Confiar para construir nova história

Dom Eurico dos Santos Veloso
Arcebispo Emérito de Juiz de Fora (MG)

Quando lemos Gênesis, 22, estamos diante da maior prova de fé de Abraão. Os estudiosos afirmam que o episódio do sacrifício de Isaac serviu de base para que o povo de Deus jamais admitisse sacrifícios humanos. Disso aprendemos que a vida é dom de Deus, mas isso não significa que Ele exija para si a vida de suas criaturas, nem no passado, nem no presente.

O trecho em questão não quer justificar leis ou costumes adotados pelo povo de Deus ao longo da história. Ele é, isso sim, o melhor retrato da pessoa que crê em meio à escuridão da vida. O versículo 1 afirma que “Deus pôs Abraão à prova”, sem contudo avisá-lo de que se tratava de prova. E o teste de Abraão é o mais duro possível: Isaac, segundo o versículo 2, é seu filho único e Abraão o ama muito.

Abraão havia sido convocado a deixar o passado, confiando na promessa daquele que o chamou, prometendo-lhe terra e descendência. Isaac é filho dessa promessa e, ao mesmo tempo, é a esperança do futuro. Abraão é chamado a renunciar também ao futuro, devolvendo a Deus o dom da promessa. Assim acabam todas as seguranças para o velho patriarca. Deus age desse modo porque somente Ele é segurança, Ele que se mantém fiel até o fim. Passando pela prova, Abraão amadurece na fé, tornando-se construtor de nova história e pai de um povo que irá perpetuar sua memória e ações em outros tempos e lugares.
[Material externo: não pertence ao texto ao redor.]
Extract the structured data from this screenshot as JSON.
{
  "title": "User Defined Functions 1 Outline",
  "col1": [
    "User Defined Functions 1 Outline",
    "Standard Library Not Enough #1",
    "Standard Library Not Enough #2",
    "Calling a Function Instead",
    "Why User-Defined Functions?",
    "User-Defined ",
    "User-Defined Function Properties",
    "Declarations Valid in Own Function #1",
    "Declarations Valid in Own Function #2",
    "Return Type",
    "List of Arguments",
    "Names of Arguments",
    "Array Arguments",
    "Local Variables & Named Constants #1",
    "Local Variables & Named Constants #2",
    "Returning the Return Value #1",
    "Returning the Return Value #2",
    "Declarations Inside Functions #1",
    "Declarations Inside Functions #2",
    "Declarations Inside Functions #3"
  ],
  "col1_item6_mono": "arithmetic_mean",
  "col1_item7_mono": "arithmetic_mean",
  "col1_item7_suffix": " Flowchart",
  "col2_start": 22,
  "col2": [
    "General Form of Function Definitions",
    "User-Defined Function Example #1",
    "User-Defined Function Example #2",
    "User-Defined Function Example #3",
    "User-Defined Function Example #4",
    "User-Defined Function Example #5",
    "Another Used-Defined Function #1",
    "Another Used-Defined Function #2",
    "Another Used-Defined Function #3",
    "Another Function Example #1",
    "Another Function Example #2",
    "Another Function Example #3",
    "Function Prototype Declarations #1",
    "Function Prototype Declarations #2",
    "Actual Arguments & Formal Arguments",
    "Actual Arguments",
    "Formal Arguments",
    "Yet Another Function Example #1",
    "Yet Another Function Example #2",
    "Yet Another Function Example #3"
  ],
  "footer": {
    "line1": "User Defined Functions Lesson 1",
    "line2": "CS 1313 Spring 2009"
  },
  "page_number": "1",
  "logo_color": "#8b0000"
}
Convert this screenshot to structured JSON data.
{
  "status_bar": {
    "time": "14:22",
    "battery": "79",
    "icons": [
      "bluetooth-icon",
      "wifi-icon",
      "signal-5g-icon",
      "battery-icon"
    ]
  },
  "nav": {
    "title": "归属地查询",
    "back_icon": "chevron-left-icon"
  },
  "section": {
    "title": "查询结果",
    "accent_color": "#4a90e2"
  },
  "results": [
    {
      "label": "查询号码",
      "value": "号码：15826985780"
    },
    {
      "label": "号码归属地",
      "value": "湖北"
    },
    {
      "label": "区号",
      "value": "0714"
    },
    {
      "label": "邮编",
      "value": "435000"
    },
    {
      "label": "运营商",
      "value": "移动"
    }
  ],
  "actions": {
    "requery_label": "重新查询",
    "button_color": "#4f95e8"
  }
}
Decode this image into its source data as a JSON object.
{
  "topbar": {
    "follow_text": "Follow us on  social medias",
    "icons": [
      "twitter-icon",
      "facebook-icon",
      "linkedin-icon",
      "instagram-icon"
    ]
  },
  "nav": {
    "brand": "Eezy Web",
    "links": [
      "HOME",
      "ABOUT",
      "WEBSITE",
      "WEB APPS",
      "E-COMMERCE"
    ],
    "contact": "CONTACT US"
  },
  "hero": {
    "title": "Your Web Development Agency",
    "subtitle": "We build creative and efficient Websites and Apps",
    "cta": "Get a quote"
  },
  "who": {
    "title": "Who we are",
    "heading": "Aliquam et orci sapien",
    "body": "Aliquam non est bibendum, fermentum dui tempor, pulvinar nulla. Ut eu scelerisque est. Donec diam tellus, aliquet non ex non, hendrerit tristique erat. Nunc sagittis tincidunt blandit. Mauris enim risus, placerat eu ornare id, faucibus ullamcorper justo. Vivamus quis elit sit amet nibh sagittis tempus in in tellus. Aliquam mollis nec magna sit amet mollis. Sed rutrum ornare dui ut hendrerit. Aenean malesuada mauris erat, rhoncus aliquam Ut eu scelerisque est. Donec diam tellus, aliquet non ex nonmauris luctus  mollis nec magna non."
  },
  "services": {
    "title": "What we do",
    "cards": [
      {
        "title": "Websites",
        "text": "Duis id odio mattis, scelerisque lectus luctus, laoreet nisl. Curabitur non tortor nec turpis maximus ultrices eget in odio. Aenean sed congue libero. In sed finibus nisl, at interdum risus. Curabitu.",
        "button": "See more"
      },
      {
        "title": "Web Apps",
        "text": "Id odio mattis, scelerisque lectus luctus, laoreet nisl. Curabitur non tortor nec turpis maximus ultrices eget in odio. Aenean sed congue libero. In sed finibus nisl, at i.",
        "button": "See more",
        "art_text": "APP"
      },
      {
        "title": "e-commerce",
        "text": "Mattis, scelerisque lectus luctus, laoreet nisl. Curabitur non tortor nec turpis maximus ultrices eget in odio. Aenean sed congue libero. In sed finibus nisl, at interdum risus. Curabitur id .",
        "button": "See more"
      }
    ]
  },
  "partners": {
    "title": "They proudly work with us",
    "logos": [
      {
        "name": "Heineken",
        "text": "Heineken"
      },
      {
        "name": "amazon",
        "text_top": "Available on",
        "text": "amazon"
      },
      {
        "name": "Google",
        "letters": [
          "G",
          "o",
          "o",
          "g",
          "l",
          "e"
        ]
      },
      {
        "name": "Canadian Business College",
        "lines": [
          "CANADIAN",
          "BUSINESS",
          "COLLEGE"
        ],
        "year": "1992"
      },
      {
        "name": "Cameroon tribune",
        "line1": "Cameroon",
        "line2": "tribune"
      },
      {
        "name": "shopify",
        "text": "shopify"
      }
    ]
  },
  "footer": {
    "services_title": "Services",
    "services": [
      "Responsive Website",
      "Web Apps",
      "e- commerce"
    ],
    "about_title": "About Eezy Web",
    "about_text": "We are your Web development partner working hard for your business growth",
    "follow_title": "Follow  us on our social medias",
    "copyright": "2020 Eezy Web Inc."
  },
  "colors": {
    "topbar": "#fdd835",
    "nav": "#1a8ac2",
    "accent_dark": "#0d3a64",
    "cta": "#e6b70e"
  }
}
O povo de Deus não só se identificou com o Abraão eloqüente. Que conversa com Deus, mas se identificou também com o Abraão que se cala diante do mistério. No episódio do sacrifício de Isaac, o patriarca quase não fala, e Deus se manifesta somente no início e no fim do relato. Abraão tem de fazer tudo sozinho, em silêncio e envolvido pelo mistério incomparável de Deus, superando com fé e confiança os absurdos que a vida apresenta. Mas o povo se identifica também com Isaac, pois somos todos frutos de uma promessa e esperança de futuro. Nós, como Isaac, perguntamos quando percebemos que em nossa caminhada falta o essencial. E a única força que nos anima é esta: “Deus vai providenciar”. Eu mesmo, desde adolescente, sempre levei a sério, em todos os momentos de minha vida, esta certeza: “Deus vai providenciar”. E, com razão, Ele providenciou tudo na minha vida, que nada tenho que arrepender. Convido, nesta quaresma, aos meus leitores a colocarem, acima de tudo e de todos, Deus, rezando: “Deus vai providenciar!”.

Isaac é fruto da promessa. Mas Deus tirou de Abraão todas as seguranças para que ele não se acomodasse. Só assim é que a promessa se torna realização: “Uma vez que não me recusaste teu único filho, eu te abençoarei largamente e tornarei tua descendência tão numerosa como as estrelas do céu e como a areia da praia… Por tua descendência serão abençoadas todas as nações da terra, porque tu me obedeceste”.